Effects of chemogenetic inhibition of serotonergic raphe-striatal neurons on L-DOPA-induced behaviors and neurochemistry in a rat model of Parkinson’s disease
摘要
Parkinson’s disease (PD) arises from the loss of nigrostriatal dopamine (DA) neurons in the substantia nigra pars compacta (SNc) precipitating motor impairments such as tremor, rigidity, and akinesia. DA replacement therapy via levodopa (L-DOPA), though effective, often results in the development of levodopa-induced-dyskinesia (LID), characterized by excessive hyperkinetic choreic and dystonic movements. While a myriad of mechanisms are implicated in LID, maladaptive neuroplasticity within raphe-striatal serotonin (5-HT) neurons appear to influence LID induction and severity. Although prior work has established a link between the 5-HT system and LID, tools utilized have been limited and the mechanism(s) remains elusive. Thus, the current set of experiments implemented a chemogenetic strategy by employing inhibitory DREADD (designer receptors exclusively activated by designer drugs) hM4Di expression specifically in 5-HT neurons of the DRN of hemi-parkinsonian TPH2-CRE transgenic rats, followed by chronic L-DOPA treatment.

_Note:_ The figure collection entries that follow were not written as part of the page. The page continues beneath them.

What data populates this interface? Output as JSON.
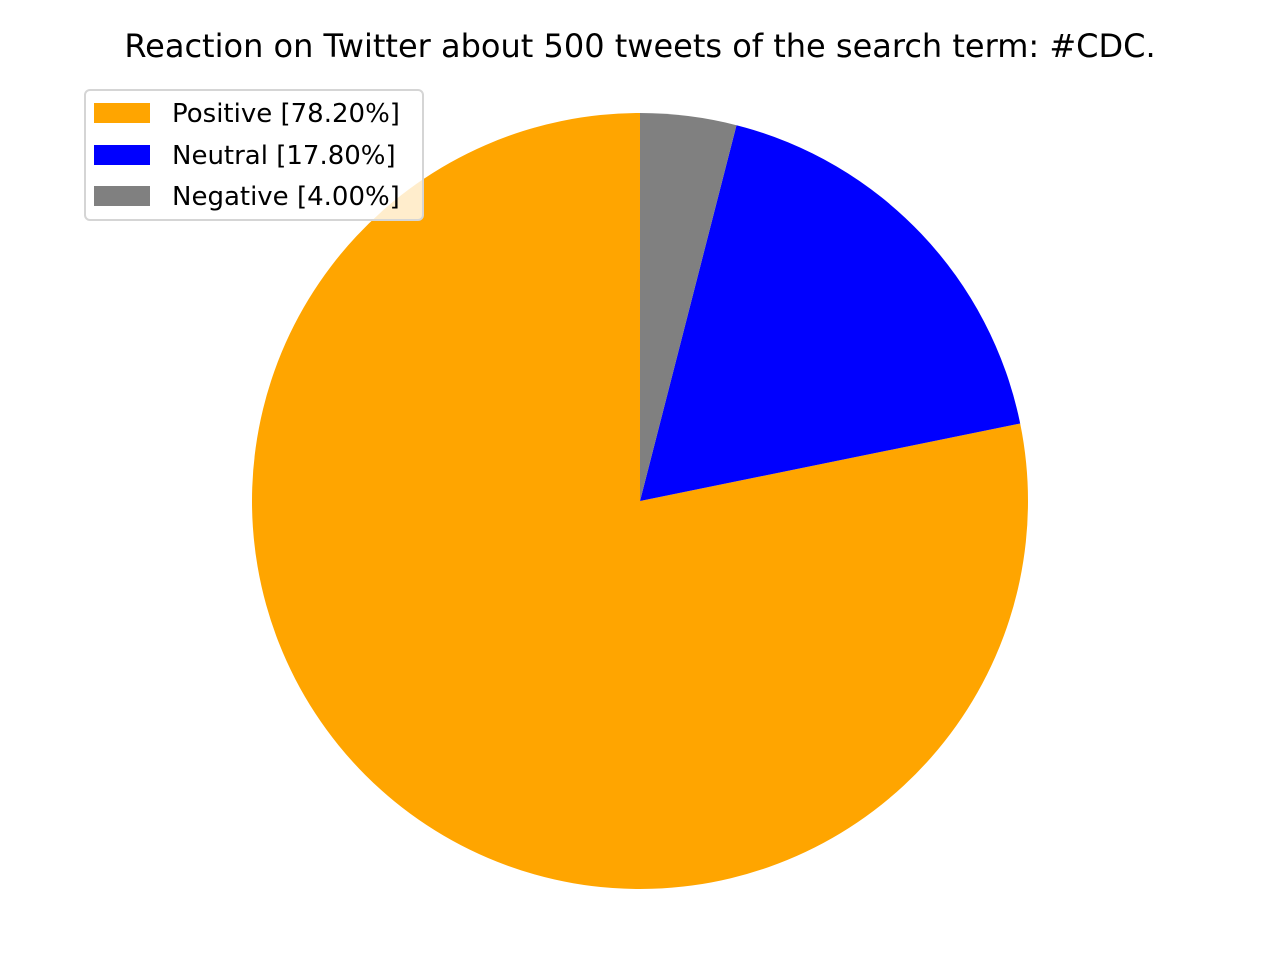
{
  "chart_data": {
    "type": "pie",
    "title": "Reaction on Twitter about 500 tweets of the search term: #CDC.",
    "slices": [
      {
        "label": "Positive [78.20%]",
        "value": 78.2,
        "color": "#ffa500"
      },
      {
        "label": "Neutral [17.80%]",
        "value": 17.8,
        "color": "#0000ff"
      },
      {
        "label": "Negative [4.00%]",
        "value": 4.0,
        "color": "#808080"
      }
    ],
    "start_angle_deg": 90,
    "direction": "counterclockwise",
    "legend_placement": "upper-left"
  }
}
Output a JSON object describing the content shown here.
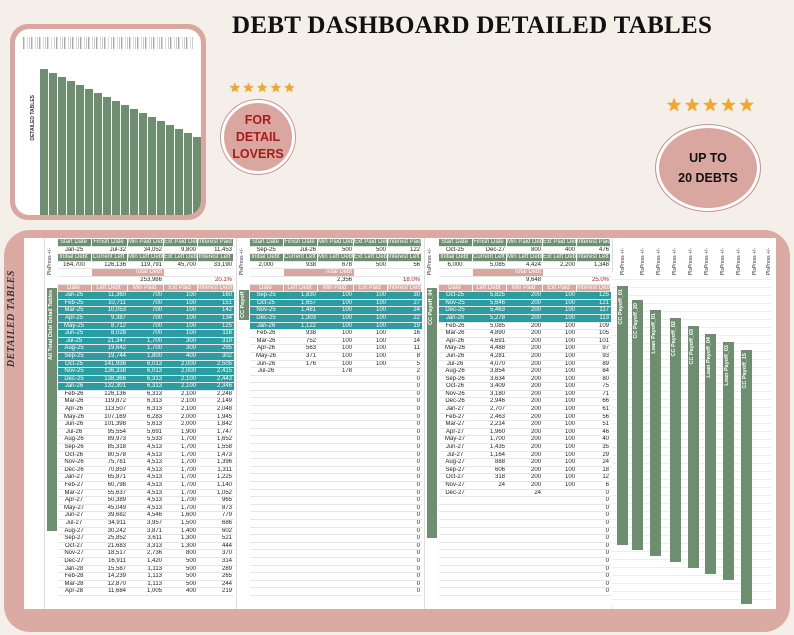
{
  "title": "DEBT DASHBOARD DETAILED TABLES",
  "badges": {
    "detail": [
      "FOR",
      "DETAIL",
      "LOVERS"
    ],
    "debts": [
      "UP TO",
      "20 DEBTS"
    ],
    "stars_count": 5
  },
  "preview": {
    "vertical_label": "DETAILED TABLES"
  },
  "side_label": "DETAILED TABLES",
  "colors": {
    "green": "#6d8f70",
    "teal": "#2b9da1",
    "pink": "#d9a79f",
    "red": "#a51c1c"
  },
  "group_tabs": [
    "All Total Debt Detail Tables",
    "CC Payoff_01",
    "CC Payoff_04"
  ],
  "side_bars": [
    "CC Payoff_01",
    "CC Payoff_20",
    "Loan Payoff_01",
    "CC Payoff_02",
    "CC Payoff_03",
    "Loan Payoff_04",
    "Loan Payoff_03",
    "CC Payoff_15"
  ],
  "plis_label": "PlsPress +/-",
  "table_headers": {
    "top1": [
      "Start Date",
      "Finish Date",
      "Min Paid Debt",
      "Ext Paid Debt",
      "Interest Paid"
    ],
    "top2": [
      "Initial Debt",
      "Current Left",
      "Min Left Debt",
      "Ext Left Debt",
      "Interest Left"
    ],
    "total": "Total Debt",
    "cols": [
      "Date",
      "Left Debt",
      "Min Paid",
      "Ext Paid",
      "Interest Debt"
    ]
  },
  "table_a": {
    "top1": [
      "Jan-25",
      "Jul-32",
      "34,052",
      "9,800",
      "11,453"
    ],
    "top2": [
      "164,700",
      "126,136",
      "119,791",
      "45,700",
      "33,190"
    ],
    "total": "253,986",
    "pct": "20.1%",
    "rows": [
      [
        "Jan-25",
        "11,360",
        "700",
        "100",
        "160"
      ],
      [
        "Feb-25",
        "10,711",
        "700",
        "100",
        "151"
      ],
      [
        "Mar-25",
        "10,053",
        "700",
        "100",
        "142"
      ],
      [
        "Apr-25",
        "9,387",
        "700",
        "100",
        "134"
      ],
      [
        "May-25",
        "8,712",
        "700",
        "100",
        "125"
      ],
      [
        "Jun-25",
        "8,028",
        "700",
        "100",
        "116"
      ],
      [
        "Jul-25",
        "21,347",
        "1,700",
        "300",
        "319"
      ],
      [
        "Aug-25",
        "19,642",
        "1,700",
        "300",
        "295"
      ],
      [
        "Sep-25",
        "19,744",
        "1,800",
        "400",
        "302"
      ],
      [
        "Oct-25",
        "141,936",
        "6,013",
        "2,000",
        "2,505"
      ],
      [
        "Nov-25",
        "136,338",
        "6,013",
        "2,000",
        "2,415"
      ],
      [
        "Dec-25",
        "138,366",
        "6,313",
        "2,100",
        "2,443"
      ],
      [
        "Jan-26",
        "132,301",
        "6,313",
        "2,100",
        "2,346"
      ],
      [
        "Feb-26",
        "126,136",
        "6,313",
        "2,100",
        "2,248"
      ],
      [
        "Mar-26",
        "119,872",
        "6,313",
        "2,100",
        "2,149"
      ],
      [
        "Apr-26",
        "113,507",
        "6,313",
        "2,100",
        "2,048"
      ],
      [
        "May-26",
        "107,169",
        "6,283",
        "2,000",
        "1,945"
      ],
      [
        "Jun-26",
        "101,398",
        "5,613",
        "2,000",
        "1,842"
      ],
      [
        "Jul-26",
        "95,554",
        "5,691",
        "1,900",
        "1,747"
      ],
      [
        "Aug-26",
        "89,973",
        "5,533",
        "1,700",
        "1,652"
      ],
      [
        "Sep-26",
        "85,318",
        "4,513",
        "1,700",
        "1,558"
      ],
      [
        "Oct-26",
        "80,578",
        "4,513",
        "1,700",
        "1,473"
      ],
      [
        "Nov-26",
        "75,761",
        "4,513",
        "1,700",
        "1,396"
      ],
      [
        "Dec-26",
        "70,859",
        "4,513",
        "1,700",
        "1,311"
      ],
      [
        "Jan-27",
        "65,871",
        "4,513",
        "1,700",
        "1,225"
      ],
      [
        "Feb-27",
        "60,798",
        "4,513",
        "1,700",
        "1,140"
      ],
      [
        "Mar-27",
        "55,637",
        "4,513",
        "1,700",
        "1,052"
      ],
      [
        "Apr-27",
        "50,389",
        "4,513",
        "1,700",
        "965"
      ],
      [
        "May-27",
        "45,049",
        "4,513",
        "1,700",
        "873"
      ],
      [
        "Jun-27",
        "39,682",
        "4,546",
        "1,600",
        "779"
      ],
      [
        "Jul-27",
        "34,911",
        "3,957",
        "1,500",
        "686"
      ],
      [
        "Aug-27",
        "30,242",
        "3,871",
        "1,400",
        "602"
      ],
      [
        "Sep-27",
        "25,852",
        "3,611",
        "1,300",
        "521"
      ],
      [
        "Oct-27",
        "21,683",
        "3,313",
        "1,300",
        "444"
      ],
      [
        "Nov-27",
        "18,517",
        "2,736",
        "800",
        "370"
      ],
      [
        "Dec-27",
        "16,911",
        "1,420",
        "500",
        "314"
      ],
      [
        "Jan-28",
        "15,587",
        "1,113",
        "500",
        "289"
      ],
      [
        "Feb-28",
        "14,239",
        "1,113",
        "500",
        "265"
      ],
      [
        "Mar-28",
        "12,870",
        "1,113",
        "500",
        "244"
      ],
      [
        "Apr-28",
        "11,684",
        "1,005",
        "400",
        "219"
      ]
    ],
    "teal_count": 13
  },
  "table_b": {
    "top1": [
      "Sep-25",
      "Jul-26",
      "500",
      "500",
      "122"
    ],
    "top2": [
      "2,000",
      "938",
      "678",
      "500",
      "56"
    ],
    "total": "2,356",
    "pct": "18.0%",
    "rows": [
      [
        "Sep-25",
        "1,830",
        "100",
        "100",
        "30"
      ],
      [
        "Oct-25",
        "1,657",
        "100",
        "100",
        "27"
      ],
      [
        "Nov-25",
        "1,481",
        "100",
        "100",
        "24"
      ],
      [
        "Dec-25",
        "1,303",
        "100",
        "100",
        "22"
      ],
      [
        "Jan-26",
        "1,122",
        "100",
        "100",
        "19"
      ],
      [
        "Feb-26",
        "938",
        "100",
        "100",
        "16"
      ],
      [
        "Mar-26",
        "752",
        "100",
        "100",
        "14"
      ],
      [
        "Apr-26",
        "563",
        "100",
        "100",
        "11"
      ],
      [
        "May-26",
        "371",
        "100",
        "100",
        "8"
      ],
      [
        "Jun-26",
        "176",
        "100",
        "100",
        "5"
      ],
      [
        "Jul-26",
        "",
        "178",
        "",
        "2"
      ]
    ],
    "teal_count": 5,
    "zeros": [
      "0",
      "0",
      "0",
      "0",
      "0",
      "0",
      "0",
      "0",
      "0",
      "0",
      "0",
      "0",
      "0",
      "0",
      "0",
      "0",
      "0",
      "0",
      "0",
      "0",
      "0",
      "0",
      "0",
      "0",
      "0",
      "0",
      "0",
      "0",
      "0"
    ]
  },
  "table_c": {
    "top1": [
      "Oct-25",
      "Dec-27",
      "800",
      "400",
      "476"
    ],
    "top2": [
      "6,000",
      "5,085",
      "4,424",
      "2,200",
      "1,348"
    ],
    "total": "9,648",
    "pct": "25.0%",
    "rows": [
      [
        "Oct-25",
        "5,825",
        "200",
        "100",
        "125"
      ],
      [
        "Nov-25",
        "5,646",
        "200",
        "100",
        "121"
      ],
      [
        "Dec-25",
        "5,463",
        "200",
        "100",
        "117"
      ],
      [
        "Jan-26",
        "5,278",
        "200",
        "100",
        "113"
      ],
      [
        "Feb-26",
        "5,085",
        "200",
        "100",
        "109"
      ],
      [
        "Mar-26",
        "4,890",
        "200",
        "100",
        "105"
      ],
      [
        "Apr-26",
        "4,691",
        "200",
        "100",
        "101"
      ],
      [
        "May-26",
        "4,488",
        "200",
        "100",
        "97"
      ],
      [
        "Jun-26",
        "4,281",
        "200",
        "100",
        "93"
      ],
      [
        "Jul-26",
        "4,070",
        "200",
        "100",
        "89"
      ],
      [
        "Aug-26",
        "3,854",
        "200",
        "100",
        "84"
      ],
      [
        "Sep-26",
        "3,634",
        "200",
        "100",
        "80"
      ],
      [
        "Oct-26",
        "3,409",
        "200",
        "100",
        "75"
      ],
      [
        "Nov-26",
        "3,180",
        "200",
        "100",
        "71"
      ],
      [
        "Dec-26",
        "2,946",
        "200",
        "100",
        "66"
      ],
      [
        "Jan-27",
        "2,707",
        "200",
        "100",
        "61"
      ],
      [
        "Feb-27",
        "2,463",
        "200",
        "100",
        "56"
      ],
      [
        "Mar-27",
        "2,214",
        "200",
        "100",
        "51"
      ],
      [
        "Apr-27",
        "1,960",
        "200",
        "100",
        "46"
      ],
      [
        "May-27",
        "1,700",
        "200",
        "100",
        "40"
      ],
      [
        "Jun-27",
        "1,435",
        "200",
        "100",
        "35"
      ],
      [
        "Jul-27",
        "1,164",
        "200",
        "100",
        "29"
      ],
      [
        "Aug-27",
        "888",
        "200",
        "100",
        "24"
      ],
      [
        "Sep-27",
        "606",
        "200",
        "100",
        "18"
      ],
      [
        "Oct-27",
        "318",
        "200",
        "100",
        "12"
      ],
      [
        "Nov-27",
        "24",
        "200",
        "100",
        "6"
      ],
      [
        "Dec-27",
        "",
        "24",
        "",
        "0"
      ]
    ],
    "teal_count": 4,
    "zeros": [
      "0",
      "0",
      "0",
      "0",
      "0",
      "0",
      "0",
      "0",
      "0",
      "0",
      "0",
      "0",
      "0"
    ]
  }
}
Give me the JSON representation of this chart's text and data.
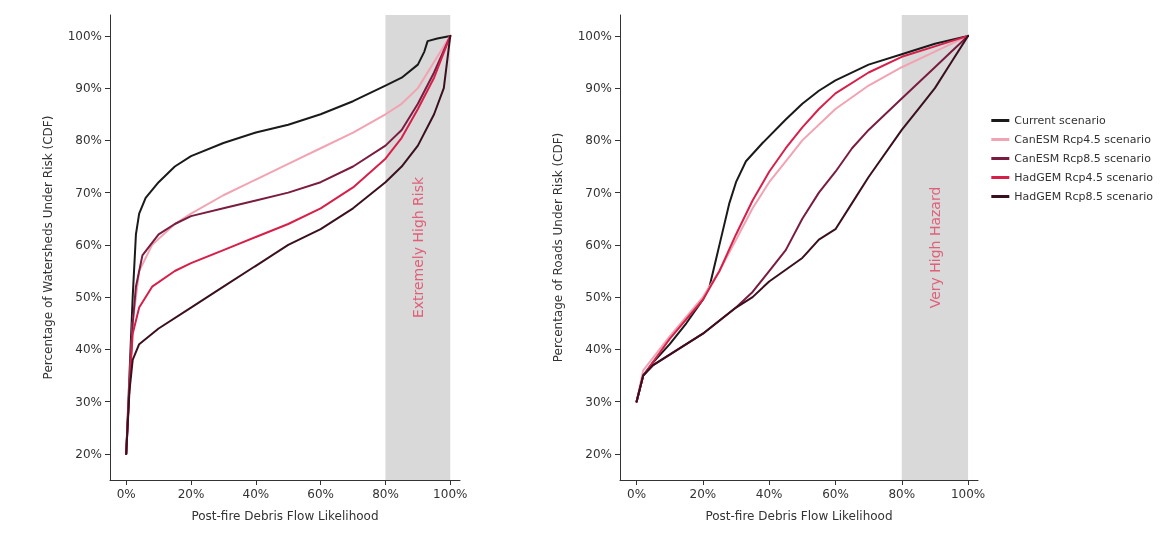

To assess the influence of DRN 5-HT inhibition on established LID, DREADD ligand C21 (0, 0.5, 3, 6 mg/kg, i.p.) was systemically administered in a within-subjects design in Experiment 1. In Experiment 2, we administered C21 (0, 0.1, 1.0 mM) directly into the DA-lesioned striatum via reverse in vivo microdialysis to determine if local DREADD-mediated 5-HT terminal inhibition per se, altered established LID. Results revealed C21 suppressed LID systemically (Experiment 1) and intrastriatally (Experiment 2) as well as reduced L-DOPA-induced striatal DA release. Post-mortem analyses revealed that nigrostriatal denervation alongside L-DOPA resulted in striatal reorganization of 5-HT innervation, highlighting a key component of raphe-striatal dysfunction in the expression of LID.